Una de las paradojas del ser humano reside
en la oposición entre su naturaleza social, que lo acerca a sus semejantes y lo
induce a vivir en grupo, y la permanente inestabilidad en sus diferentes formas
de asociación. Desde las familias hasta las organizaciones nacionales o
internacionales, la discordia, con mayor o menor frecuencia, con mayor o menor
gravedad, parece un defecto esencial de la especie.
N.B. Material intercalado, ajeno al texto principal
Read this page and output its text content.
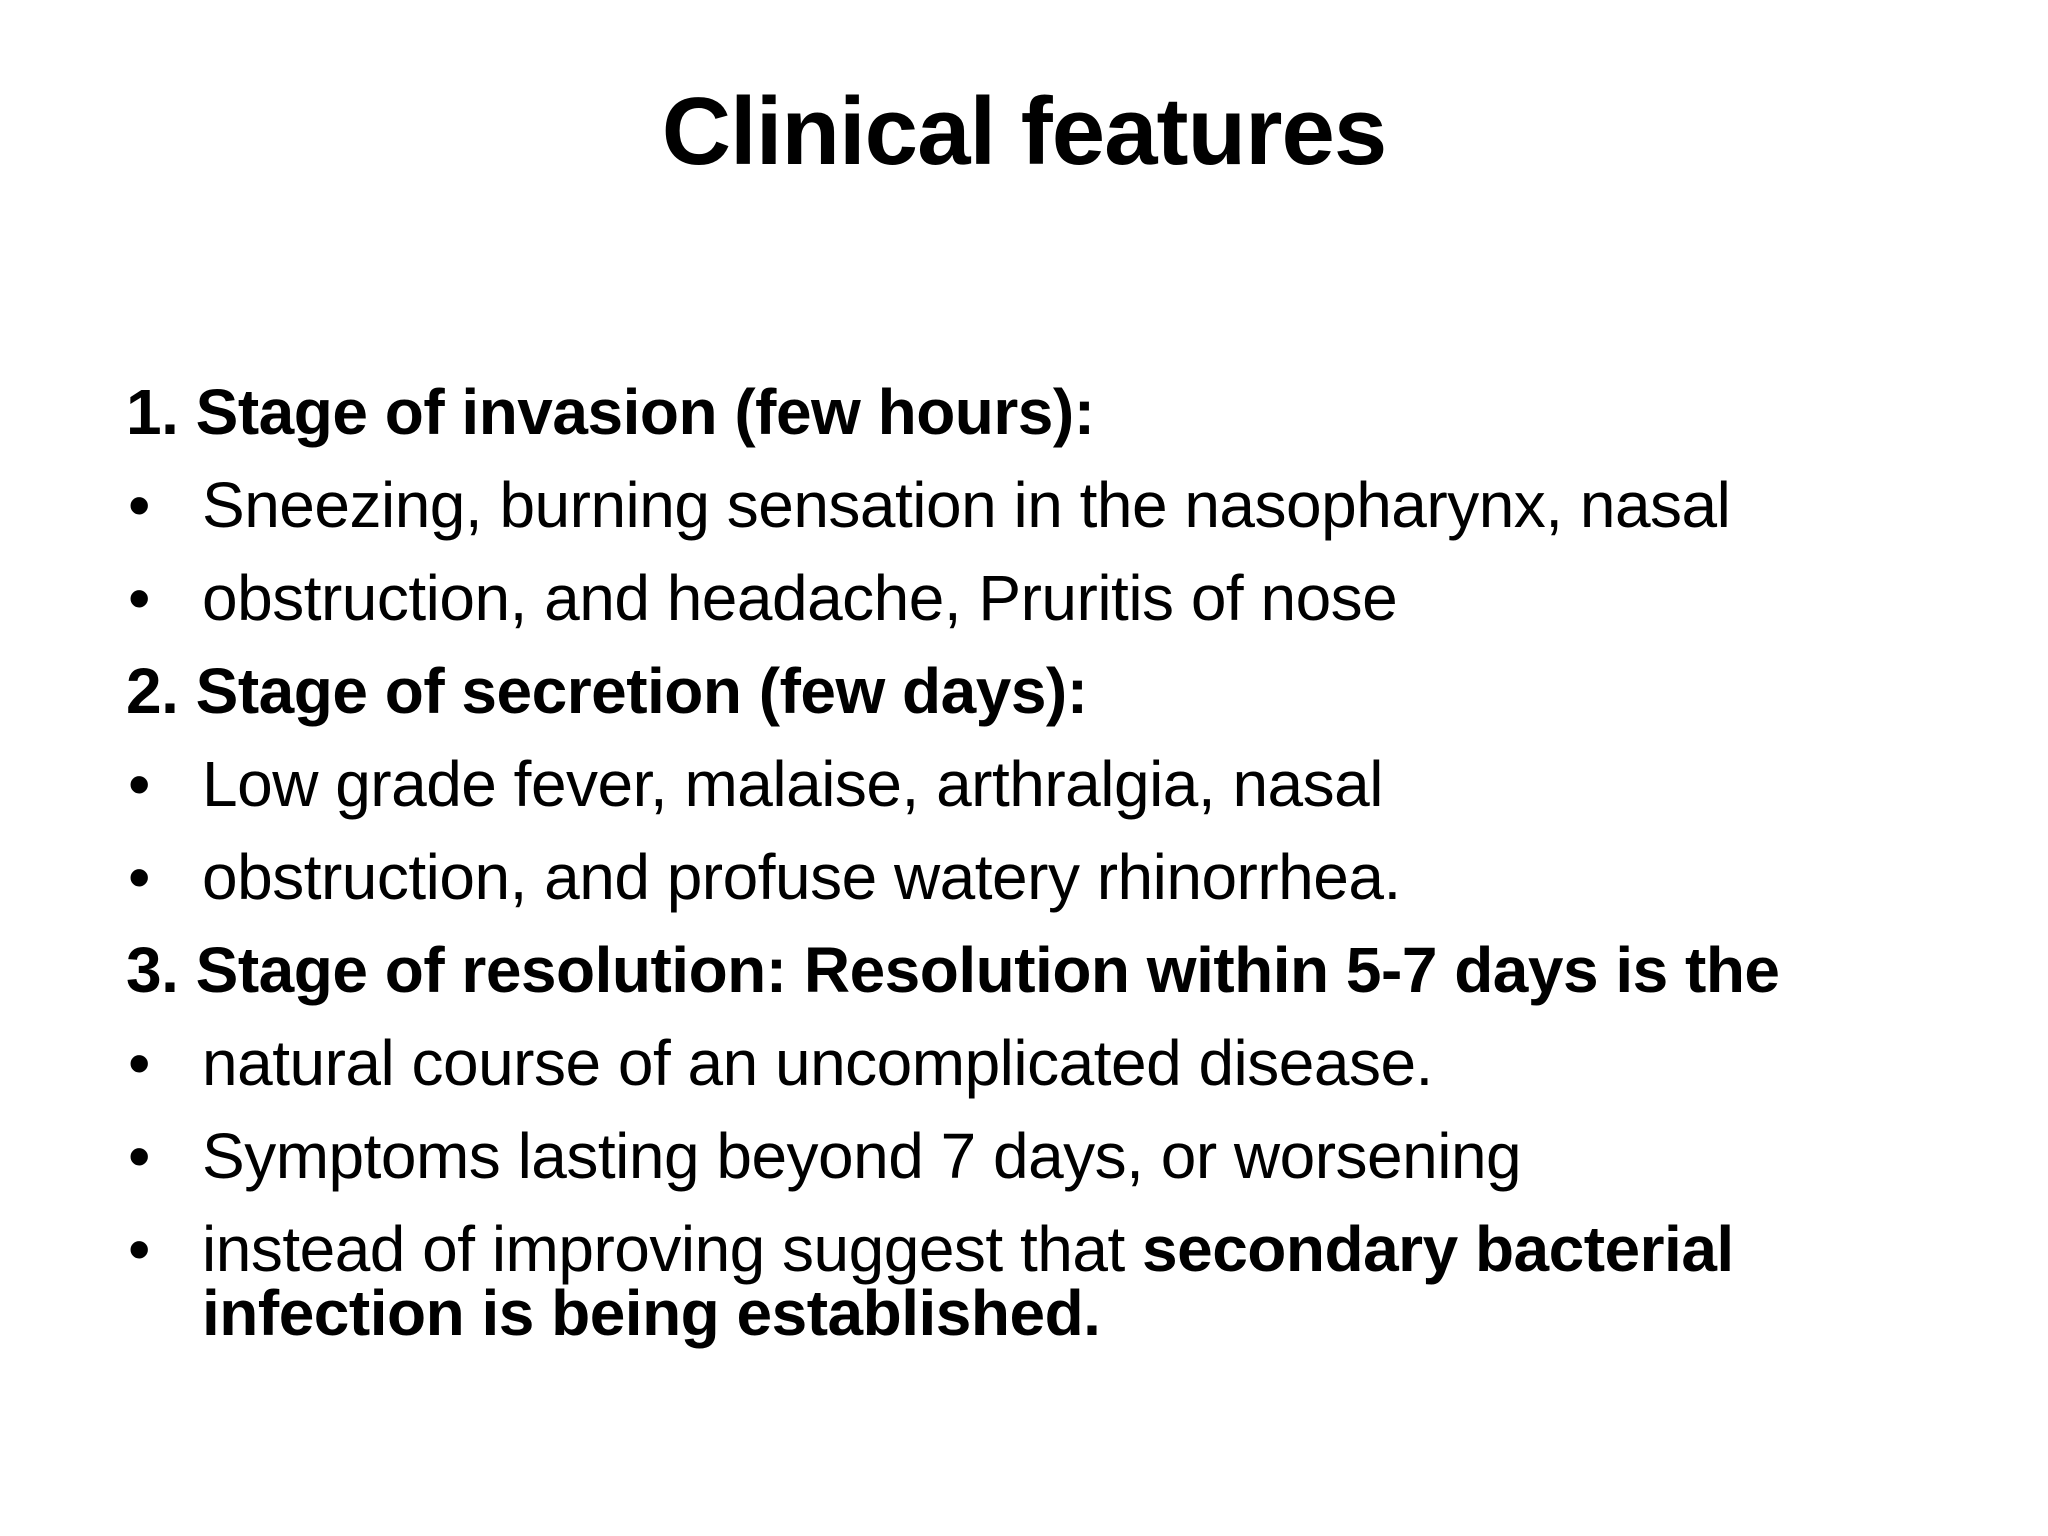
Clinical features
1. Stage of invasion (few hours):
• Sneezing, burning sensation in the nasopharynx, nasal
• obstruction, and headache, Pruritis of nose
2. Stage of secretion (few days):
• Low grade fever, malaise, arthralgia, nasal
• obstruction, and profuse watery rhinorrhea.
3. Stage of resolution: Resolution within 5-7 days is the
• natural course of an uncomplicated disease.
• Symptoms lasting beyond 7 days, or worsening
• instead of improving suggest that secondary bacterial
infection is being established.
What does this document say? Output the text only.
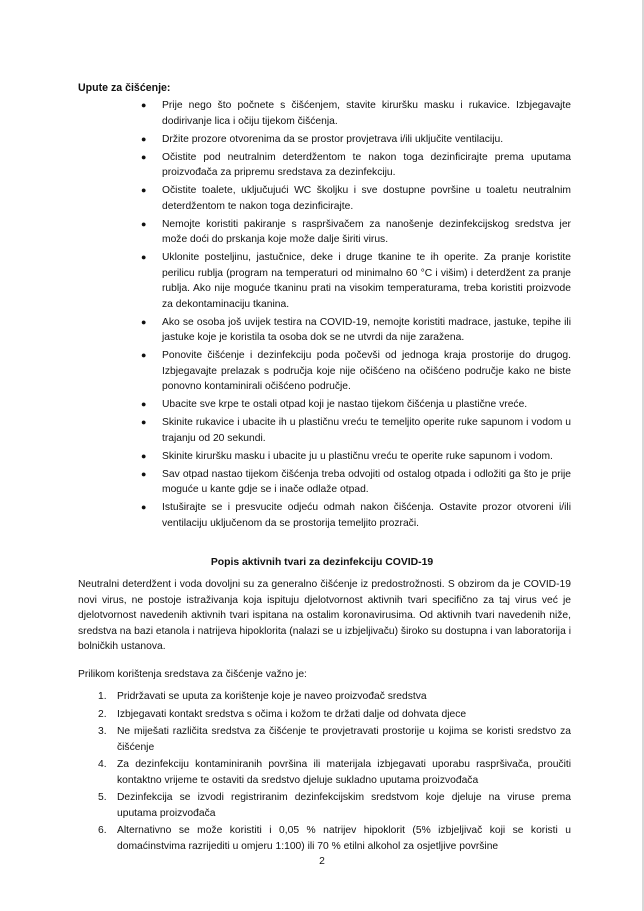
Upute za čišćenje:

● Prije nego što počnete s čišćenjem, stavite kiruršku masku i rukavice. Izbjegavajte dodirivanje lica i očiju tijekom čišćenja.
● Držite prozore otvorenima da se prostor provjetrava i/ili uključite ventilaciju.
● Očistite pod neutralnim deterdžentom te nakon toga dezinficirajte prema uputama proizvođača za pripremu sredstava za dezinfekciju.
● Očistite toalete, uključujući WC školjku i sve dostupne površine u toaletu neutralnim deterdžentom te nakon toga dezinficirajte.
● Nemojte koristiti pakiranje s raspršivačem za nanošenje dezinfekcijskog sredstva jer može doći do prskanja koje može dalje širiti virus.
● Uklonite posteljinu, jastučnice, deke i druge tkanine te ih operite. Za pranje koristite perilicu rublja (program na temperaturi od minimalno 60 °C i višim) i deterdžent za pranje rublja. Ako nije moguće tkaninu prati na visokim temperaturama, treba koristiti proizvode za dekontaminaciju tkanina.
● Ako se osoba još uvijek testira na COVID-19, nemojte koristiti madrace, jastuke, tepihe ili jastuke koje je koristila ta osoba dok se ne utvrdi da nije zaražena.
● Ponovite čišćenje i dezinfekciju poda počevši od jednoga kraja prostorije do drugog. Izbjegavajte prelazak s područja koje nije očišćeno na očišćeno područje kako ne biste ponovno kontaminirali očišćeno područje.
● Ubacite sve krpe te ostali otpad koji je nastao tijekom čišćenja u plastične vreće.
● Skinite rukavice i ubacite ih u plastičnu vreću te temeljito operite ruke sapunom i vodom u trajanju od 20 sekundi.
● Skinite kiruršku masku i ubacite ju u plastičnu vreću te operite ruke sapunom i vodom.
● Sav otpad nastao tijekom čišćenja treba odvojiti od ostalog otpada i odložiti ga što je prije moguće u kante gdje se i inače odlaže otpad.
● Istuširajte se i presvucite odjeću odmah nakon čišćenja. Ostavite prozor otvoreni i/ili ventilaciju uključenom da se prostorija temeljito prozrači.

Popis aktivnih tvari za dezinfekciju COVID-19

Neutralni deterdžent i voda dovoljni su za generalno čišćenje iz predostrožnosti. S obzirom da je COVID-19 novi virus, ne postoje istraživanja koja ispituju djelotvornost aktivnih tvari specifično za taj virus već je djelotvornost navedenih aktivnih tvari ispitana na ostalim koronavirusima. Od aktivnih tvari navedenih niže, sredstva na bazi etanola i natrijeva hipoklorita (nalazi se u izbjeljivaču) široko su dostupna i van laboratorija i bolničkih ustanova.

Prilikom korištenja sredstava za čišćenje važno je:

1. Pridržavati se uputa za korištenje koje je naveo proizvođač sredstva
2. Izbjegavati kontakt sredstva s očima i kožom te držati dalje od dohvata djece
3. Ne miješati različita sredstva za čišćenje te provjetravati prostorije u kojima se koristi sredstvo za čišćenje
4. Za dezinfekciju kontaminiranih površina ili materijala izbjegavati uporabu raspršivača, proučiti kontaktno vrijeme te ostaviti da sredstvo djeluje sukladno uputama proizvođača
5. Dezinfekcija se izvodi registriranim dezinfekcijskim sredstvom koje djeluje na viruse prema uputama proizvođača
6. Alternativno se može koristiti i 0,05 % natrijev hipoklorit (5% izbjeljivač koji se koristi u domaćinstvima razrijediti u omjeru 1:100) ili 70 % etilni alkohol za osjetljive površine

2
Dada la constancia de esta
conflictividad a través de la historia, hay quienes han intentado explicarla
señalando una supuesta agresividad esencial que nos impulsa trágicamente a
malograr nuestros proyectos colectivos: el hombre es malo, desconfiado,
egoísta, persigue la acumulación de poder instrumentalizando a sus semejantes,
etc., y recaerá siempre en este lado oscuro de su ser sin importar los ideales
que se plantee como compensación.
Esta explicación, además de pesimista,
pasa por alto la otra cara de la moneda, es decir, no solo la mencionada
naturaleza gregaria que nos acerca unos a otros, sino también el altruismo, la
generosidad, la compasión y la voluntad y capacidad de comprendernos
mutuamente; toda una serie de rasgos que igualmente se han manifestado una y
otra vez a través de la historia. De hecho, durante siglos la humanidad ha ido
reconociendo valores y principios que apuntan en el sentido de la convivencia,
la cooperación, la paz y la solidaridad, y es notable el hecho de que, al menos
desde el punto de vista de las ideas, este progreso hacia el consenso ha sido
constante, y que las doctrinas que esporádicamente han surgido en oposición a
esa tendencia (p. e., formas sistemáticas de racismo o nacionalismo) han
resultado tarde o temprano excluidas o controladas.
Por lo tanto, la impresión que nos deja la
historia no es la de un campo de batalla en el que sólo se despliega la “maldad
esencial”, sino la de un aprendizaje arduo e incompleto que sigue persiguiendo,
entre otras cosas, una convivencia armónica.